I am working on the following problem. Assume you have a sorted array of numbers:
a[1] > a[2] > ... > a[n]
and a threshold T. You want to determine all pairs (i,j) such that
a[i] + a[j] > T
in the most effective way, when (1) no other condition is required or (2) the pairs must be listed from the largest to the smallest (i.e., first the pair with largest value of a[i]+a[j], then the second largest value of the sum, etc).
For (1) there is an easy way, at cost O(1) per pair, which follows the lexicographic order of the pairs. I.e., first we list all feasible pairs starting with i=1, then those starting with i=2, etc, as long as the cost of a[i] > T/ 2. For fixed i, we enumerate all j=i+1,i+2,.. as long as a[i]+a[j] > T. Notice that, within each block (fixed i), the values a[i]+a[j] are decreasing, but overall, the list of pairs produced might not be fully sorted (for example, it could be a[2] + a[3] > a[1] + a[4], but the pair (1,4) is enumerated before (2,3)). The code is something like
1. i:=1;
2. WHILE (i <= n-1) AND (a[i] + a[i+1] > T)
3. j := i+1
4. WHILE (j <= n) AND (a[i] + a[j] > T)
5. Print(Found pair (i,j));
6. j:=j+1;
7. ENDWHILE;
8. i:=i+1;
9. ENDWHILE
I am wondering if also point (2), i.e., from the largest to the smallest pair, can still be done at cost O(1) per pair. I only have a solution which can do this at cost O(log n) per pair. The way to do this uses a max-heap containing, at each step, n-1 pairs. There is a pair in the heap for each possible value of the first element i=1,..,n-1 (i.e., there is a pair (1,j_1), a pair (2,j_2), etc, up to (n-1,j_{n-1}), where the j_k might not be all different, but it is always j_k > k. Furthermore, if (i,j) is on the heap, then all pairs (i,h) with i<h<j have already been enumerated. At the generic step, the next pair to be enumerated is the heap root, let it be (i,j). Then if a[i]+a[j] <= T, the algorithm stops. Otherwise: (a) if j<n, the root element (i,j) is overwritten with (i,j+1), and its cost is updated with a[i]+a[j+1] while (b) if j=n the cost of the root element is updated to be -INFINITE. Then, in time O(log n) the heap property is restored by letting the root element slide down the heap to its correct position (i.e., when it becomes larger than both its sons).
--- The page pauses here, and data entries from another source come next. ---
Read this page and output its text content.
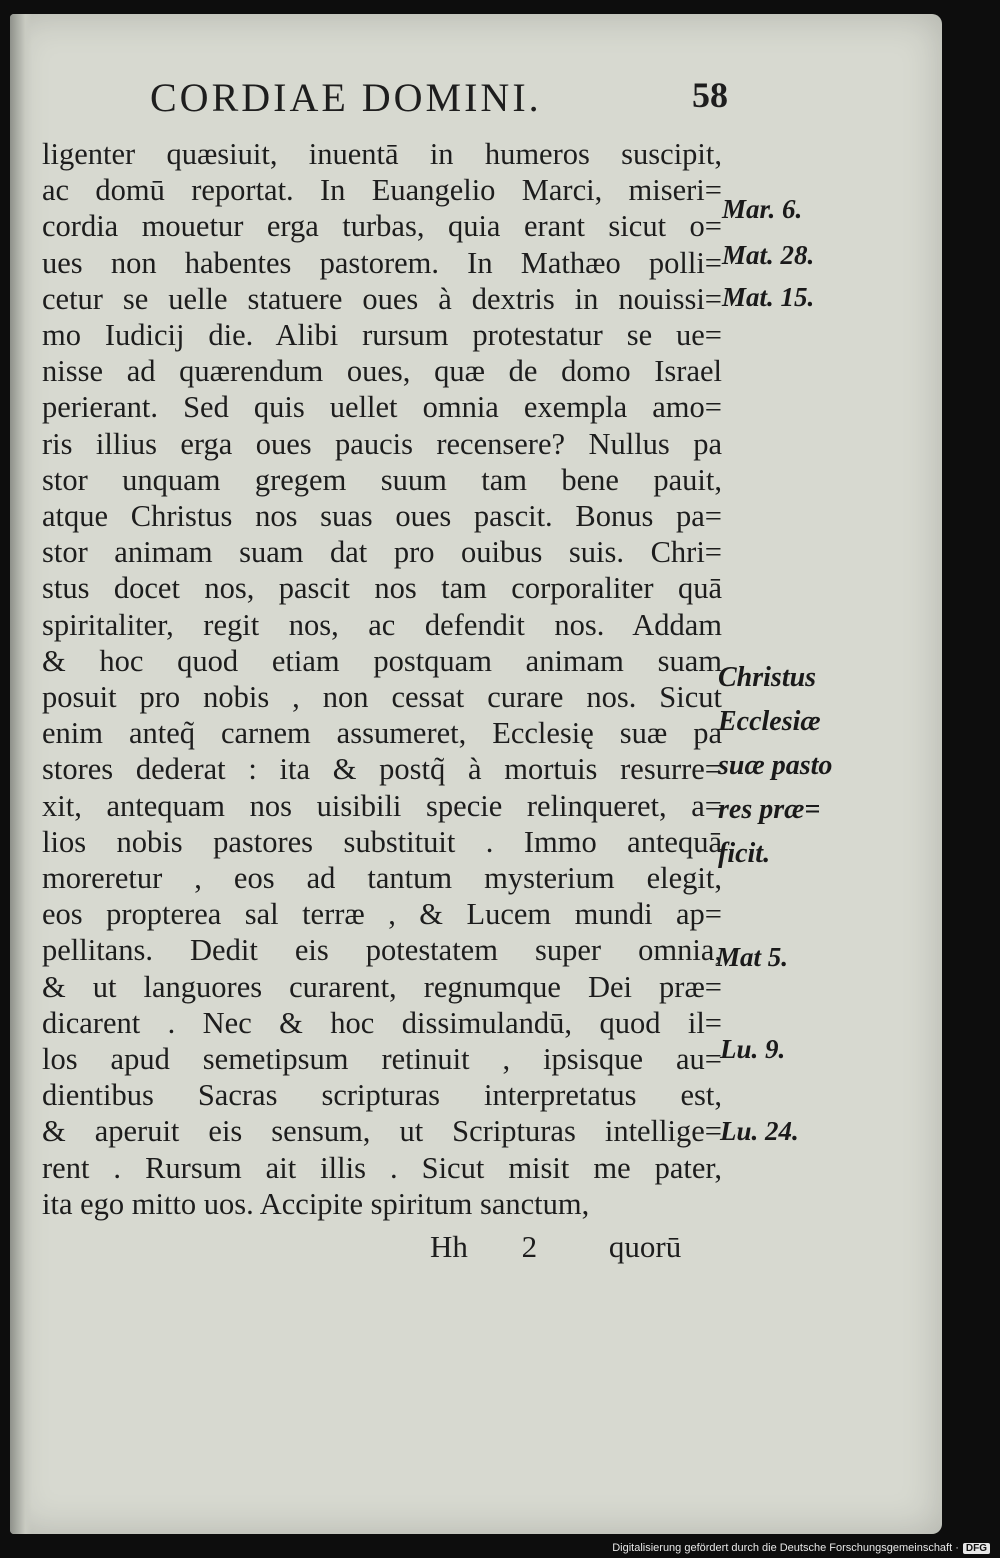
CORDIAE DOMINI.	58
ligenter quæsiuit, inuentā in humeros suscipit,
ac domū reportat. In Euangelio Marci, miseri=
cordia mouetur erga turbas, quia erant sicut o=
ues non habentes pastorem. In Mathæo polli=
cetur se uelle statuere oues à dextris in nouissi=
mo Iudicij die. Alibi rursum protestatur se ue=
nisse ad quærendum oues, quæ de domo Israel
perierant. Sed quis uellet omnia exempla amo=
ris illius erga oues paucis recensere? Nullus pa
stor unquam gregem suum tam bene pauit,
atque Christus nos suas oues pascit. Bonus pa=
stor animam suam dat pro ouibus suis. Chri=
stus docet nos, pascit nos tam corporaliter quā
spiritaliter, regit nos, ac defendit nos. Addam
& hoc quod etiam postquam animam suam
posuit pro nobis , non cessat curare nos. Sicut
enim anteq̃ carnem assumeret, Ecclesię suæ pa
stores dederat : ita & postq̃ à mortuis resurre=
xit, antequam nos uisibili specie relinqueret, a=
lios nobis pastores substituit . Immo antequā
moreretur , eos ad tantum mysterium elegit,
eos propterea sal terræ , & Lucem mundi ap=
pellitans. Dedit eis potestatem super omnia,
& ut languores curarent, regnumque Dei præ=
dicarent . Nec & hoc dissimulandū, quod il=
los apud semetipsum retinuit , ipsisque au=
dientibus Sacras scripturas interpretatus est,
& aperuit eis sensum, ut Scripturas intellige=
rent . Rursum ait illis . Sicut misit me pater,
ita ego mitto uos. Accipite spiritum sanctum,
Hh 2 quorū
Mar. 6.
Mat. 28.
Mat. 15.
Christus
Ecclesiæ
suæ pasto
res præ=
ficit.
Mat 5.
Lu. 9.
Lu. 24.
Digitalisierung gefördert durch die Deutsche Forschungsgemeinschaft · DFG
I would be very grateful if someone has already encountered this problem and has a solution (or has figured out now a solution) to produce the sorted pairs in a faster way. I understand that an objection might be: if we could produce each pair in time O(1), then, with threshold T=0, we could sort O(N) pairs, with N=n^2, in time O(N) instead of O(N log N), which can't be done. Yes, but these are not any N numbers, but the N numbers resulting from adding up two in n elements, which may make the problem simpler. Thank you for the attention.